Interfaces are declared using the Interface keyword and implemented using the Implements keyword. Short circuiting is now supported in
VB.NET. Bitwise operations are supported using the new BitOr, BitAnd and BitXor operators.

Upgrade data access
Data access has changed considerably with VB.NET. VB6 promoted the use of ADO object model. VB.NET supports a new data access methodology,
ADO.NET. Except for the name, there’s nothing common between the two.

l While ADO was a totally connection oriented approach to work with data, ADO.NET is absolutely disconnected in nature.
The philosophy is to connect to the data source, get the data, disconnect, modify the data, reconnect and update.

l Recordset is replaced by a more powerful entity which goes by the name of Dataset. While Recordset was simply a consolidation of rows, typically from a single table unless JOINs were used, as result of a query against the database, the Dataset is a container of one or more tables from the database, which contains rows.

l A Dataset contains not only tables from the data base, but also contains the relations between tables, constraints, views, amongst other things.

l Unlike ADO which allowed for a variety of locking types, ADO.NET supports optimistic concurrency handling, i.e., optimistic locking only.

l The only connected way to work with a Data source is to use the DataReader object, which also implements the server side cursor.

l ADO.NET has specialized classes for working with SQL server, ensuring faster and more efficient access to the same.
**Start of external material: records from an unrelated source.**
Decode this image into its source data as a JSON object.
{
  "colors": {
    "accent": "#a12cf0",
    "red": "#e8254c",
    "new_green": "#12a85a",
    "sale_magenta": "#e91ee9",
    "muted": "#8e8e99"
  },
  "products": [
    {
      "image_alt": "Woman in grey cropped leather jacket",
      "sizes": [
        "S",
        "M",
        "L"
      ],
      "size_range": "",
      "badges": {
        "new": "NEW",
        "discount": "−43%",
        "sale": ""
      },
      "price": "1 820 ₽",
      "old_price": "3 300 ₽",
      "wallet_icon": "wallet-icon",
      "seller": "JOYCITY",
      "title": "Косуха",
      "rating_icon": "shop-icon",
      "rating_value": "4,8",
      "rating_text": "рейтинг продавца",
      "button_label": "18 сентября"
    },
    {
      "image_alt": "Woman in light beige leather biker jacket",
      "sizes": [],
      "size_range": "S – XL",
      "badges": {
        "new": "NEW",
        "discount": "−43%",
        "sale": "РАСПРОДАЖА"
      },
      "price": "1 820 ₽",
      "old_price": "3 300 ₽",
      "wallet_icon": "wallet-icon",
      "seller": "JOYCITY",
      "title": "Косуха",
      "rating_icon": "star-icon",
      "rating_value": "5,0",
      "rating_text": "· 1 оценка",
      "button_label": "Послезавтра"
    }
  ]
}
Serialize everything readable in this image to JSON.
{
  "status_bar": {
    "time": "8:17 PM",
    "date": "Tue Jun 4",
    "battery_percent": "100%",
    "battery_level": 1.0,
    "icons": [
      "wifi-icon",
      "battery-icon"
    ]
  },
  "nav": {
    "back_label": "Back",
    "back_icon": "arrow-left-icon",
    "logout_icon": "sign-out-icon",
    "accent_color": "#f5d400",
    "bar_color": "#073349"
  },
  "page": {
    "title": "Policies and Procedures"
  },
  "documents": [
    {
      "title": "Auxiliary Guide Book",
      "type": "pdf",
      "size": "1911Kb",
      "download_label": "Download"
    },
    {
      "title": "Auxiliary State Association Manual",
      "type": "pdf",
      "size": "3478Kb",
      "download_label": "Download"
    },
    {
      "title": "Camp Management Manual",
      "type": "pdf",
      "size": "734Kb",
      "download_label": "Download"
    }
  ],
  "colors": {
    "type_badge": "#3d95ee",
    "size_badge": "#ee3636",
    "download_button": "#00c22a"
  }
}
Additionally, it has complete support for working with OLE-DB and ODBC drivers.

There have also been additions to VB.NET:
l VB.NET now supports designing Windows Services: NT Services which run in the background to provide typical server side functionality. Prior to
VB.NET, this was the domain of VC++.

l You can now design multi-threaded applications in
VB.NET. Spawn threads? control their priorities? all that is possible. Coupled with the fact that you can create Windows Services as well, you are poised to design scalable server side applications.

l What if you don’t want to spawn threads yourself but still want to use them? VB.NET allows you to use the .NET Thread pool, which is a collection of threads executed and managed by the .NET Runtime. You can use this thread pool to create multithreaded applications that are scalable, without the headache of managing each thread.
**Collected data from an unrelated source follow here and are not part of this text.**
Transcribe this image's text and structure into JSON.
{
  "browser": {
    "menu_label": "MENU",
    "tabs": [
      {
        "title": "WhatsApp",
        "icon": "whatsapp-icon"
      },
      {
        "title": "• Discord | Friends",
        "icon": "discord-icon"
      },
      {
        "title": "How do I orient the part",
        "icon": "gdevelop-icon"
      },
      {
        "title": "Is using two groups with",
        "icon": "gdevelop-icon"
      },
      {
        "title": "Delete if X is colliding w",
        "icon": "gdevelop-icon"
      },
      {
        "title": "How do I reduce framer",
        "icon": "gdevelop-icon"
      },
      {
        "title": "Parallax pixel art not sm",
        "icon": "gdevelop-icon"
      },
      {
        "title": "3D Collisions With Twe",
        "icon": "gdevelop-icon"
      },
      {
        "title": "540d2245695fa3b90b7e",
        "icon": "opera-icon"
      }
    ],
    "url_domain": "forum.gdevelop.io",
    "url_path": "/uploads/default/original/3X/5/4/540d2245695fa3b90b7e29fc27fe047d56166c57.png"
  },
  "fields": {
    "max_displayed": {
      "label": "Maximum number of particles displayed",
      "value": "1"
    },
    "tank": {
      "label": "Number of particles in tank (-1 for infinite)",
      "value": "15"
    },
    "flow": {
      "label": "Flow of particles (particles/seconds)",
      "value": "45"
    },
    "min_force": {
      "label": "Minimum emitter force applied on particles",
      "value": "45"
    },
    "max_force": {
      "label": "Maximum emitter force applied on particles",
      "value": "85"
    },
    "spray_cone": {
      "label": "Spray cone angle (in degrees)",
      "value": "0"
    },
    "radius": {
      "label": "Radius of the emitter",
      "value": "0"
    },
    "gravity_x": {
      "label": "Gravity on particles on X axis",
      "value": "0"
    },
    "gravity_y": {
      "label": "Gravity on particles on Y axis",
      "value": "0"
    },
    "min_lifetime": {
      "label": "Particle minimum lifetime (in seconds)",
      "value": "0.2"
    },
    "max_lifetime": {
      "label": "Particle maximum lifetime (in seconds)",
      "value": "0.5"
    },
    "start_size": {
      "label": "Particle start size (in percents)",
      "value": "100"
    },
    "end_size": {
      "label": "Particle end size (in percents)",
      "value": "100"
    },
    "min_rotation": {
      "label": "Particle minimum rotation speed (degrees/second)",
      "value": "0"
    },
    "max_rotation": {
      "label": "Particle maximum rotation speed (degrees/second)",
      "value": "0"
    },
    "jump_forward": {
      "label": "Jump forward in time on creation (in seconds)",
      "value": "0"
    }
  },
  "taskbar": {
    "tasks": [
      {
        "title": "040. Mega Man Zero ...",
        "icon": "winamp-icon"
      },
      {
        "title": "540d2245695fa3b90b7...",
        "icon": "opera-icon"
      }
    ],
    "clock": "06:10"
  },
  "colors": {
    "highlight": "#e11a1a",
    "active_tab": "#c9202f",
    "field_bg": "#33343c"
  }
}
l Finally, you can create business-tier objects for the COM+ environment that support object pooling! VB6 didn’t support the right object model and hence, COM+ components created in VB6 couldn’t take advantage of object pooling. But not so anymore. ServicedComponents allow you to create components that can take advantage of .NET as well as COM+ services like object pooling, queued components,
JITA, and more.

VB.NET has thus evolved into a more productive development tool that allows you all the flexibility as in any other language.